Tuesday, March 17, 2009

A deal is a deal

Look, can we get over all this gnashing of teeth and tearing of hair about the bonuses at AIG? It is not productive and threatens our economic recovery.

Yes, it stinks that AIG is paying out $165 million in bonuses to the boys (and girls?) whose activities brought their company not only to its knees, but into government ownership (80 percent). Barney Frank screams his outrage. President Obama says it is about values.

Okay. But a key value in business is keeping your word. An important business activity is signing contracts, and then honoring them. A deal is a deal.

Or nobody will do business with you.

There may be a whole slew of good reasons why those bonuses should be paid. There are many reasons why it may hurt to do so. Read the letter from AIG CEO Edward M. Liddy to Treasury Secretary Timothy F. Geithner (read it here). He didn't like it either.

But the bottom line is that contracts need to be honored.

Now that the government owns most of AIG, the last thing it should do is destroy the company. But that will be the result if government runs the business like government, instead of like a business.

2 comments:

Anonymous said...

People are outraged because this is outrageous — an affront to any sense of natural justice.

What kind of contract is that, where you get your bonus for driving your company into a giant, smoking crater? These people are so divorced from anything an honest man would recognize as reality that Lewis Carroll would blush.

The evidence is overwhelming that AIG knew the derivatives they were insuring were crap. We have socialized risk to a point where there is no accountability and this bonus BS is more of the same.

"a key value in business is keeping your word. An important business activity is signing contracts, and then honoring them. A deal is a deal.

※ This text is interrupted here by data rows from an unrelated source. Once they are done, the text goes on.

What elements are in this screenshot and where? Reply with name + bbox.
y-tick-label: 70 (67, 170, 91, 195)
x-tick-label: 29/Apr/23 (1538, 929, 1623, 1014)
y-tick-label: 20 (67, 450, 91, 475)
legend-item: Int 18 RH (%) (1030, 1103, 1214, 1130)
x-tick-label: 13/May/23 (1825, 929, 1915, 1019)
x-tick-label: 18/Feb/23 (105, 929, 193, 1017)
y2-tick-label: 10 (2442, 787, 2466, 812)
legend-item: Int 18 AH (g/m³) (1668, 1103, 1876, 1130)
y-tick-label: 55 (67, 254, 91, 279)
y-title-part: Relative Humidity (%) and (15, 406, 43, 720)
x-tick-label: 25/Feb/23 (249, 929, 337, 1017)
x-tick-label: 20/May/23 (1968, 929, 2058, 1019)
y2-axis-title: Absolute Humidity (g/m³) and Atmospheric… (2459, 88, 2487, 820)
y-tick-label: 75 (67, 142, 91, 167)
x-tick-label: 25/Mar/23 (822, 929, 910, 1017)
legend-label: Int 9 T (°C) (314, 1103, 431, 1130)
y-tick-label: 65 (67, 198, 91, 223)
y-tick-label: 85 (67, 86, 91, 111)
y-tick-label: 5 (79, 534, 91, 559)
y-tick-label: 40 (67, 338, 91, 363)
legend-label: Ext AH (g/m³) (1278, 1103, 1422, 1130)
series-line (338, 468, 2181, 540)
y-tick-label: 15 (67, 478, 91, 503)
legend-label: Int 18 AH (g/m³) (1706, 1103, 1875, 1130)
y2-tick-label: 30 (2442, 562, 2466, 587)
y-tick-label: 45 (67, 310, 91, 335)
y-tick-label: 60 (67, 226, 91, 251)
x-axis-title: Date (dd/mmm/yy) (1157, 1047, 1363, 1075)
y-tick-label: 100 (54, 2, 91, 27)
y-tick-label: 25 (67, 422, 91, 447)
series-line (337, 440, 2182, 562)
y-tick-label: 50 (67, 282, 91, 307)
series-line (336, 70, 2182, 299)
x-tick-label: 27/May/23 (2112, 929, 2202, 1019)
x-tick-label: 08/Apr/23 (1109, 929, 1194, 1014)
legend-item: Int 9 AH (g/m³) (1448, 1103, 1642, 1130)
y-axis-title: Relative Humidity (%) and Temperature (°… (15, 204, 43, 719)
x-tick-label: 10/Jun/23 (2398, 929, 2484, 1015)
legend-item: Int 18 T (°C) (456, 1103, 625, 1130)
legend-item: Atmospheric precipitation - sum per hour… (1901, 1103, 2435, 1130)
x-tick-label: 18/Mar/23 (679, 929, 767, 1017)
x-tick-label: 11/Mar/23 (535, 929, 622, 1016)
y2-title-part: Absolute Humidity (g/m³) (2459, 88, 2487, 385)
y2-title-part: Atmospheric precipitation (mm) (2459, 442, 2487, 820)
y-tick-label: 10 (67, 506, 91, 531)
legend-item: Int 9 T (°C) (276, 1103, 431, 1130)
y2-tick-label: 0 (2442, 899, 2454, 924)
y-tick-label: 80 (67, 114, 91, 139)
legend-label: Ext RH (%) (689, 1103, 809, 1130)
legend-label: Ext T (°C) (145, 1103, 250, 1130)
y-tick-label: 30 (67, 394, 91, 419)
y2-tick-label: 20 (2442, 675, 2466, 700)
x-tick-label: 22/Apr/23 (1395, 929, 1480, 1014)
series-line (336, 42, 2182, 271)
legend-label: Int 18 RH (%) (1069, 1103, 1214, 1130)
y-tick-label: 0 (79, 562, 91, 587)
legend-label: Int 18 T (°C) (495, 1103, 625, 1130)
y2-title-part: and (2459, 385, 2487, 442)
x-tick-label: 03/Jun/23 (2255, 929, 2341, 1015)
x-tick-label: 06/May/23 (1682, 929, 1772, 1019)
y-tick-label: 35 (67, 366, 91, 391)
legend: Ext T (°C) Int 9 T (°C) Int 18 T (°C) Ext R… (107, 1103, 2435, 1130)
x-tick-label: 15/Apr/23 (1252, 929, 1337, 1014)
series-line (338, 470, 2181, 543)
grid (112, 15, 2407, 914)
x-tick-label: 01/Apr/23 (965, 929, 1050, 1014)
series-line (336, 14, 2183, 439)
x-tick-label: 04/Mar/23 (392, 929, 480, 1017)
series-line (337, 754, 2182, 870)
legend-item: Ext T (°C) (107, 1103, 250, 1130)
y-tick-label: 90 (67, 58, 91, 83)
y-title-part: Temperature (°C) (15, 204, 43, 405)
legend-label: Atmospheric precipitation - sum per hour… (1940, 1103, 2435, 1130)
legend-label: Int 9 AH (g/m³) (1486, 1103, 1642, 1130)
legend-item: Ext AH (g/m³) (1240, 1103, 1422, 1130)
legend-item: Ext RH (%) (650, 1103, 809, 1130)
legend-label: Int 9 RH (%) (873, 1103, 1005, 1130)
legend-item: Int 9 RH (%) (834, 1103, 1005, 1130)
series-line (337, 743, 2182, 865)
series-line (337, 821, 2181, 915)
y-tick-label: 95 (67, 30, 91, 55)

"Or nobody will do business with you."

Oh, please. This isn't about keeping your word; it's about sharing the loot. Our loot. This whole bailout mess is extortion — shovel the risk over to the public; they'll bail us out because we're too big to fail.

I, for one, am sick of seeing bastards loot and run amok, seeking every possible loophole to exploit and then hiding behind the rule of law. The word "honor" doesn't belong in any sentence involving these clowns. The word "contract" only in the Godfather sense of the word.

Expressions of outrage may be the only recourse we have, since "contracts need to be honored." A sense of outrage may be the only impetus there is for meaningful reform. If we're so jaded and cynical that we can't feel outrage and act upon it, we'll be right back where we are now in a few years.

"Just get over it" is neither morally satisfying, nor is it good public policy.

Eye on Oregon said...

It may indeed be outrageous. Agreed. But violating contracts as "redress," in effect creating a second wrong to put it right, carries far more risk than the potential benefit.